Для Дзелии Сангинетти была единственной подругой в жизни, единственной, кого она уважала. Их дружба была странной и трудной, то есть плотской; возможной между теми, кто много познал телесно, причем не столько секс, сколько жизнь. Сексуальность придавала ей таинственность, при условии, что обладания не было; она приобретала силу от бесстыдной обнаженности, но очевидная нагота пробуждала память и предчувствие судьбы. На многие годы Дзелия утратила радость тела, и вот она обретала ее вновь, как после долгого сна молодости.
Ее тело снова начинало двигаться, обретало свободу, ощущение приключения; постепенно она переставала приписывать ему ответственность, которую мы часто приписываем фактам, словно они обладают собственными сознанием и волей. Она делилась этим с Сангинетти, исповедуясь с беспощадной откровенностью, говоря, что в некоторых отношениях та напоминает ей Тучку, но Тучка воплощала реальность, противоположную ее реальности, тогда как теперь они открывали, что дружба есть принятие в других нас самих.
Она снова принимала себя, уверенная в моральном, духовном росте, который, как-то незаметно для нее самой все-таки произошел.
Когда Сангинетти одевалась и красилась, готовясь покинуть мир комнаты, которая была их сообщницей, и вернуться к своему трудному ремеслу, отдавать и получать приказания, Дзелия проскальзывала ей за спину, и они обе смотрелись в зеркало. Однажды напряжение этого момента достигло такой силы, что Сангинетти, резко повернулась и поцеловала ее, чувствуя, что они — единое целое…
Перед ужином они катались в карете вдоль побережья. Они останавливались за волнорезами: всегда в одном и том же пустынном месте, на которое Сангинетти смотрела отстраненно, словно уже забыла его за время, прошедшее с предыдущего вечера. Море билось об основание полуразрушенной аркады; взгляд женщины скользил по диким цветам, пыльными кустами выбивавшимся из щелей, по квадратной башне, по дворику с колодцем, окутанным гробовым молчанием.
Островок дель Фаро, напротив, по размерам был немного больше того кусочка пляжа, где они останавливались, но слабый свет с запада заставлял его казаться огромным и усиливал ощущение загадочного ожидания, связывавшего два этих места.
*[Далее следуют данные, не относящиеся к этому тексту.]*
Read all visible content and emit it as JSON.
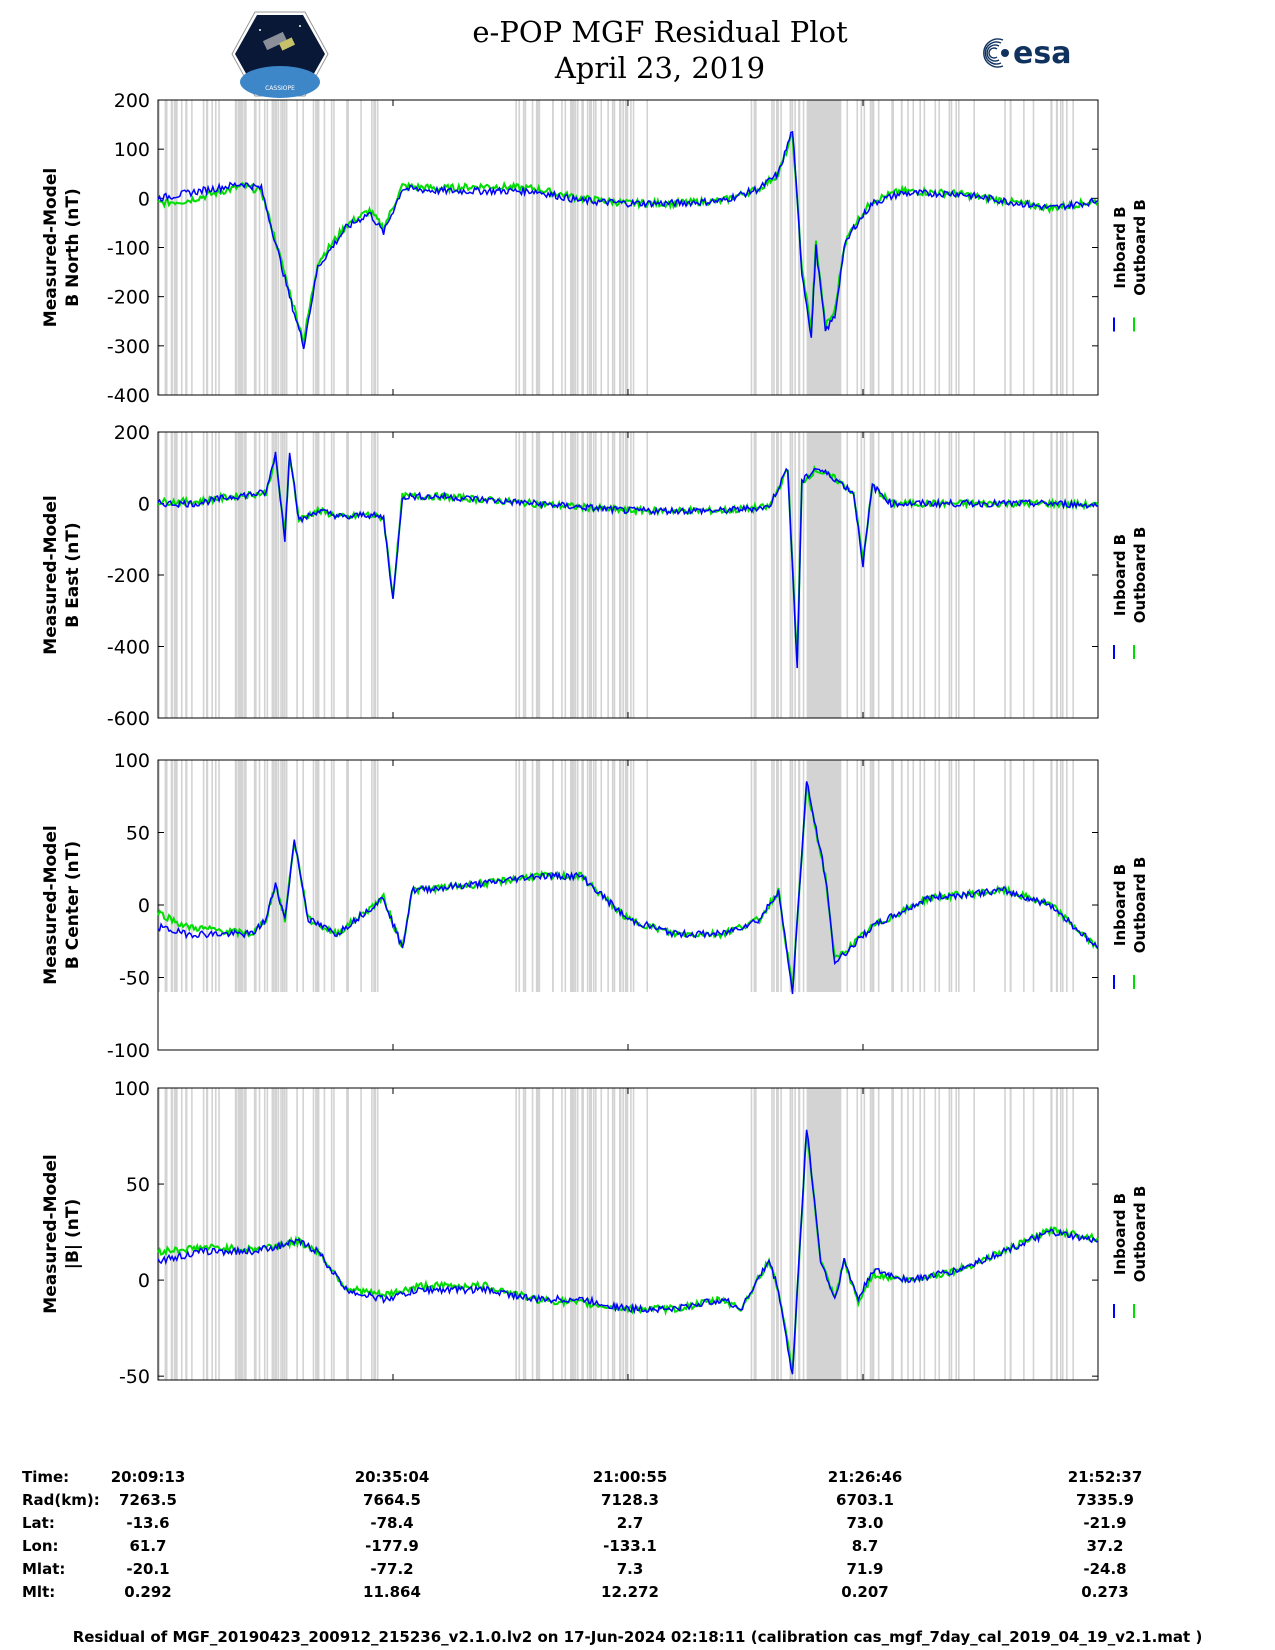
{
  "header": {
    "title": "e-POP MGF Residual Plot",
    "date": "April 23, 2019",
    "left_logo": "cassiope-mission-logo",
    "right_logo": "esa-logo",
    "right_logo_text": "esa",
    "left_logo_text": "CASSIOPE"
  },
  "colors": {
    "inboard": "#0000ff",
    "outboard": "#00dd00",
    "gap_shade": "#d3d3d3"
  },
  "chart_data": [
    {
      "type": "line",
      "ylabel_line1": "Measured-Model",
      "ylabel_line2": "B North (nT)",
      "ylim": [
        -400,
        200
      ],
      "yticks": [
        200,
        100,
        0,
        -100,
        -200,
        -300,
        -400
      ],
      "x": [
        0,
        0.03,
        0.06,
        0.09,
        0.11,
        0.125,
        0.14,
        0.155,
        0.17,
        0.2,
        0.225,
        0.24,
        0.26,
        0.3,
        0.35,
        0.4,
        0.45,
        0.5,
        0.55,
        0.6,
        0.64,
        0.66,
        0.675,
        0.685,
        0.695,
        0.7,
        0.71,
        0.72,
        0.73,
        0.74,
        0.76,
        0.79,
        0.85,
        0.9,
        0.95,
        1.0
      ],
      "series": [
        {
          "name": "Inboard B",
          "values": [
            0,
            10,
            20,
            30,
            20,
            -90,
            -200,
            -300,
            -140,
            -60,
            -30,
            -70,
            20,
            15,
            15,
            15,
            -5,
            -10,
            -10,
            -5,
            20,
            50,
            140,
            -150,
            -280,
            -100,
            -270,
            -240,
            -100,
            -60,
            -10,
            10,
            10,
            -5,
            -20,
            -5
          ]
        },
        {
          "name": "Outboard B",
          "values": [
            -10,
            -5,
            10,
            25,
            15,
            -85,
            -190,
            -290,
            -130,
            -55,
            -25,
            -60,
            25,
            20,
            25,
            20,
            0,
            -10,
            -10,
            -5,
            20,
            50,
            130,
            -140,
            -270,
            -90,
            -260,
            -230,
            -95,
            -55,
            -5,
            15,
            10,
            -5,
            -20,
            -5
          ]
        }
      ],
      "legend": [
        "Inboard B",
        "Outboard B"
      ]
    },
    {
      "type": "line",
      "ylabel_line1": "Measured-Model",
      "ylabel_line2": "B East (nT)",
      "ylim": [
        -600,
        200
      ],
      "yticks": [
        200,
        0,
        -200,
        -400,
        -600
      ],
      "x": [
        0,
        0.04,
        0.08,
        0.115,
        0.125,
        0.135,
        0.14,
        0.15,
        0.17,
        0.2,
        0.22,
        0.24,
        0.25,
        0.26,
        0.3,
        0.4,
        0.5,
        0.6,
        0.65,
        0.67,
        0.68,
        0.685,
        0.7,
        0.72,
        0.74,
        0.75,
        0.76,
        0.78,
        0.85,
        0.95,
        1.0
      ],
      "series": [
        {
          "name": "Inboard B",
          "values": [
            0,
            0,
            20,
            30,
            140,
            -100,
            150,
            -50,
            -20,
            -40,
            -30,
            -40,
            -270,
            20,
            20,
            0,
            -20,
            -20,
            -10,
            100,
            -460,
            60,
            100,
            70,
            30,
            -170,
            50,
            0,
            0,
            0,
            -5
          ]
        },
        {
          "name": "Outboard B",
          "values": [
            5,
            5,
            20,
            30,
            130,
            -90,
            140,
            -45,
            -20,
            -40,
            -30,
            -40,
            -260,
            20,
            20,
            0,
            -20,
            -20,
            -10,
            95,
            -440,
            60,
            95,
            70,
            30,
            -160,
            50,
            0,
            0,
            0,
            -5
          ]
        }
      ],
      "legend": [
        "Inboard B",
        "Outboard B"
      ]
    },
    {
      "type": "line",
      "ylabel_line1": "Measured-Model",
      "ylabel_line2": "B Center (nT)",
      "ylim": [
        -100,
        100
      ],
      "yticks": [
        100,
        50,
        0,
        -50,
        -100
      ],
      "x": [
        0,
        0.03,
        0.1,
        0.115,
        0.125,
        0.135,
        0.145,
        0.16,
        0.19,
        0.24,
        0.26,
        0.27,
        0.35,
        0.4,
        0.45,
        0.5,
        0.55,
        0.6,
        0.64,
        0.66,
        0.675,
        0.69,
        0.71,
        0.72,
        0.76,
        0.82,
        0.9,
        0.95,
        1.0
      ],
      "series": [
        {
          "name": "Inboard B",
          "values": [
            -15,
            -20,
            -20,
            -10,
            15,
            -10,
            45,
            -10,
            -20,
            5,
            -30,
            10,
            15,
            20,
            20,
            -10,
            -20,
            -20,
            -10,
            10,
            -60,
            85,
            20,
            -40,
            -15,
            5,
            10,
            0,
            -30
          ]
        },
        {
          "name": "Outboard B",
          "values": [
            -5,
            -15,
            -20,
            -10,
            15,
            -10,
            45,
            -10,
            -20,
            5,
            -30,
            10,
            15,
            20,
            20,
            -10,
            -20,
            -20,
            -10,
            10,
            -58,
            82,
            20,
            -38,
            -15,
            5,
            10,
            0,
            -30
          ]
        }
      ],
      "legend": [
        "Inboard B",
        "Outboard B"
      ]
    },
    {
      "type": "line",
      "ylabel_line1": "Measured-Model",
      "ylabel_line2": "|B| (nT)",
      "ylim": [
        -52,
        100
      ],
      "yticks": [
        100,
        50,
        0,
        -50
      ],
      "x": [
        0,
        0.05,
        0.1,
        0.15,
        0.17,
        0.2,
        0.24,
        0.28,
        0.35,
        0.4,
        0.45,
        0.5,
        0.55,
        0.6,
        0.62,
        0.65,
        0.66,
        0.675,
        0.69,
        0.705,
        0.72,
        0.73,
        0.745,
        0.76,
        0.8,
        0.85,
        0.9,
        0.95,
        1.0
      ],
      "series": [
        {
          "name": "Inboard B",
          "values": [
            10,
            15,
            15,
            20,
            15,
            -5,
            -10,
            -5,
            -5,
            -10,
            -10,
            -15,
            -15,
            -10,
            -15,
            10,
            -5,
            -50,
            80,
            10,
            -10,
            10,
            -10,
            5,
            0,
            5,
            15,
            25,
            20
          ]
        },
        {
          "name": "Outboard B",
          "values": [
            15,
            17,
            16,
            20,
            15,
            -4,
            -8,
            -3,
            -3,
            -10,
            -12,
            -15,
            -15,
            -10,
            -15,
            10,
            -5,
            -48,
            78,
            10,
            -10,
            10,
            -12,
            3,
            0,
            5,
            15,
            26,
            22
          ]
        }
      ],
      "legend": [
        "Inboard B",
        "Outboard B"
      ]
    }
  ],
  "info": {
    "labels": [
      "Time:",
      "Rad(km):",
      "Lat:",
      "Lon:",
      "Mlat:",
      "Mlt:"
    ],
    "columns": [
      [
        "20:09:13",
        "7263.5",
        "-13.6",
        "61.7",
        "-20.1",
        "0.292"
      ],
      [
        "20:35:04",
        "7664.5",
        "-78.4",
        "-177.9",
        "-77.2",
        "11.864"
      ],
      [
        "21:00:55",
        "7128.3",
        "2.7",
        "-133.1",
        "7.3",
        "12.272"
      ],
      [
        "21:26:46",
        "6703.1",
        "73.0",
        "8.7",
        "71.9",
        "0.207"
      ],
      [
        "21:52:37",
        "7335.9",
        "-21.9",
        "37.2",
        "-24.8",
        "0.273"
      ]
    ]
  },
  "footer": "Residual of MGF_20190423_200912_215236_v2.1.0.lv2 on 17-Jun-2024 02:18:11 (calibration cas_mgf_7day_cal_2019_04_19_v2.1.mat )"
}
Дзелия не задавала вопросов.
Сангинетти отправлялась домой только тогда, когда ночь полностью уничтожала пейзаж; она казалась обессиленной и откидывала голову на спинку сиденья, а свет маяка заливал ее мертвенно-бледным светом.
Однажды вечером она сказала:
— Там мы согласились на то, чтобы убили человека.
У ворот Реджины в ожидании событий всегда собиралась небольшая толпа. С позволения дирекции она окружала гостиницу по разным причинам: тут были молчаливый протест, один из способов обмануть безработицу; надежда на работу или какое-нибудь чудо, возможность поглазеть на богатых. Дзелия видела, как эта толпа появляется из тумана: бродяги или матросы берегов По, рыбаки, лишившиеся своих лодок, изгнанные по политическим мотивам крестьяне, чьи семьи оставались на скамейках эспланады; если кто-то вызывал их на разговор об их несчастьях, они рассказывали о паводках и заморозках, не называя истинных виновников.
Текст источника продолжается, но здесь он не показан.